Mis palabras, ese toque erudito y mundano que les doy (y que tanto aprecian mis pacientes), debieron de obrar como un bálsamo en su alma dolorida. Se sinceró conmigo:
—Sin ella, el techo se me cae encima. ¿Por qué las necesitamos tanto? Estas noches, en lugar de regresar al nido desierto, helado, glacial, a enfrentarme con la soledad, me meto en La Inmaculada Concepción de María’s y ahogo mis penas en alcohol. Este bar fue el refugio de mi época noctámbula y existencialista. Porque yo ahora trabajo en un banco, de traje y corbata, sicario del sistema, pero hubo un tiempo en que era libre y llevaba el pelo por los hombros y una camisa floreada.

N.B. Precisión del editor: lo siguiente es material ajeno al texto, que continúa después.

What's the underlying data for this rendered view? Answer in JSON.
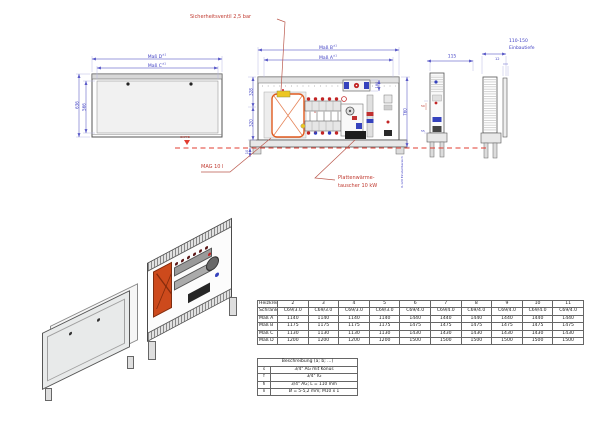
{
  "colors": {
    "dimension_blue": "#4040c4",
    "line_blue": "#9a9ade",
    "annotation_red": "#c03a30",
    "mag_orange": "#e05a1e",
    "valve_yellow": "#ecc623"
  },
  "drawing": {
    "tolerance": "±1",
    "annotations": {
      "safety_valve": "Sicherheitsventil 2,5 bar",
      "mag": "MAG 10 l",
      "heat_exchanger_line1": "Plattenwärme-",
      "heat_exchanger_line2": "tauscher 10 kW",
      "floor_level": "OKFFB",
      "port_label": "a"
    },
    "front_view": {
      "dim_d": "Maß D",
      "dim_c": "Maß C",
      "dim_height_outer": "636",
      "dim_height_inner": "566"
    },
    "elevation_view": {
      "dim_b": "Maß B",
      "dim_a": "Maß A",
      "dim_left_top": "328",
      "dim_left_bottom": "320",
      "dim_right": "760",
      "dim_component": "180",
      "dim_base": "10",
      "adjust_range": "0-120 Einstellbereich"
    },
    "side_view_1": {
      "dim_width": "115",
      "dim_upper": "50",
      "dim_lower": "55"
    },
    "side_view_2": {
      "depth_range": "110-150",
      "depth_label": "Einbautiefe",
      "dim_plate": "12"
    }
  },
  "size_table": {
    "rows": [
      [
        "Heizkreise",
        "2",
        "3",
        "4",
        "5",
        "6",
        "7",
        "8",
        "9",
        "10",
        "11"
      ],
      [
        "Schranktyp",
        "C69/3.0",
        "C69/3.0",
        "C69/3.0",
        "C69/3.0",
        "C69/4.0",
        "C69/4.0",
        "C69/4.0",
        "C69/4.0",
        "C69/4.0",
        "C69/4.0"
      ],
      [
        "Maß A",
        "1140",
        "1140",
        "1140",
        "1140",
        "1440",
        "1440",
        "1440",
        "1440",
        "1440",
        "1440"
      ],
      [
        "Maß B",
        "1175",
        "1175",
        "1175",
        "1175",
        "1475",
        "1475",
        "1475",
        "1475",
        "1475",
        "1475"
      ],
      [
        "Maß C",
        "1130",
        "1130",
        "1130",
        "1130",
        "1430",
        "1430",
        "1430",
        "1430",
        "1430",
        "1430"
      ],
      [
        "Maß D",
        "1200",
        "1200",
        "1200",
        "1200",
        "1500",
        "1500",
        "1500",
        "1500",
        "1500",
        "1500"
      ]
    ]
  },
  "legend": {
    "title": "Beschreibung (a; b; ...)",
    "rows": [
      [
        "s",
        "3/4\" AG mit Konus"
      ],
      [
        "f",
        "3/4\" IG"
      ],
      [
        "h",
        "3/4\" AG; L = 110 mm"
      ],
      [
        "n",
        "Ø = 5-5,2 mm; M10 x 1"
      ]
    ]
  }
}
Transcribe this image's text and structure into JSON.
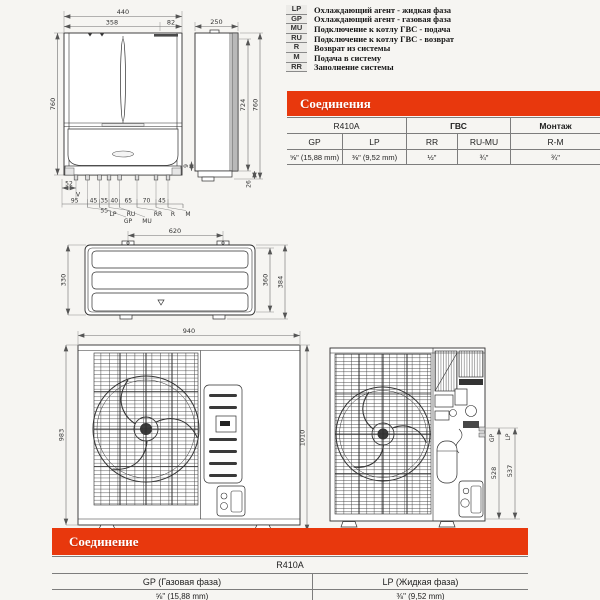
{
  "colors": {
    "accent": "#e8380d",
    "drawing_line": "#2e2e2e"
  },
  "legend": {
    "items": [
      {
        "abbr": "LP",
        "text": "Охлаждающий агент - жидкая фаза"
      },
      {
        "abbr": "GP",
        "text": "Охлаждающий агент - газовая фаза"
      },
      {
        "abbr": "MU",
        "text": "Подключение к котлу ГВС - подача"
      },
      {
        "abbr": "RU",
        "text": "Подключение к котлу ГВС - возврат"
      },
      {
        "abbr": "R",
        "text": "Возврат из системы"
      },
      {
        "abbr": "M",
        "text": "Подача в систему"
      },
      {
        "abbr": "RR",
        "text": "Заполнение системы"
      }
    ]
  },
  "table1": {
    "title": "Соединения",
    "groups": [
      "R410A",
      "ГВС",
      "Монтаж"
    ],
    "columns": [
      "GP",
      "LP",
      "RR",
      "RU-MU",
      "R-M"
    ],
    "values": [
      "⅝\" (15,88 mm)",
      "⅜\" (9,52 mm)",
      "½\"",
      "¾\"",
      "¾\""
    ]
  },
  "table2": {
    "title": "Соединение",
    "refrigerant": "R410A",
    "columns": [
      "GP (Газовая фаза)",
      "LP  (Жидкая фаза)"
    ],
    "values": [
      "⅝\" (15,88 mm)",
      "⅜\" (9,52 mm)"
    ]
  },
  "indoor": {
    "front": {
      "w": "440",
      "w1": "358",
      "w2": "82",
      "h": "760",
      "row": [
        "95",
        "45",
        "35",
        "40",
        "65",
        "70",
        "45"
      ],
      "sub": "55",
      "offset": "52",
      "vent": "V",
      "ports1": [
        "LP",
        "RU",
        "RR",
        "R",
        "M"
      ],
      "ports2": [
        "GP",
        "MU"
      ]
    },
    "side": {
      "w": "250",
      "h_inner": "724",
      "h_outer": "760",
      "d_small": "9",
      "d_bottom": "26"
    }
  },
  "outdoor_top": {
    "w": "620",
    "h": "330",
    "d_inner": "360",
    "d_outer": "384"
  },
  "outdoor_front": {
    "w": "940",
    "h_left": "983",
    "h_right": "1010"
  },
  "outdoor_internal": {
    "labels": [
      "GP",
      "LP"
    ],
    "h_gp": "528",
    "h_lp": "537"
  }
}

—La típica regresión a la edad dorada —comenté—. De eso entendemos los psicólogos.
Suspiré pensando en los viejos tiempos. También yo fui joven, tuve erecciones consistentes, casi pétreas me atrevería a decir, y navegué en un submarino amarillo.
—Hacía años que no volvía por aquí —prosiguió mi compañero de barra—, realmente desde que Elena me redimió de los hábitos nocturnos y del tabaco. «La mala vida», como la llamaba ella. Han cambiado de barman y han puesto a este moro que se come los recortes de jamón a escondidas, pero el local sigue igual, con esa pátina cochambrosa que la penumbra de sus lámparas de escasos vatios disimula. Suelo cenar aquí: un vermú y una tapa de patatas chips y boquerones en vinagre, como en los viejos tiempos. A veces brindo con ese Humphrey Bogart del póster: «Play it again, Sam». Yo traje aquí a Elena al principio de lo nuestro, ¿sabes?, y pareció que le gustaba, pero luego, cuando profundizamos en nuestra relación, resultó que no le gustaba tanto humo y tanto borrachuzo. Le parecía cutre.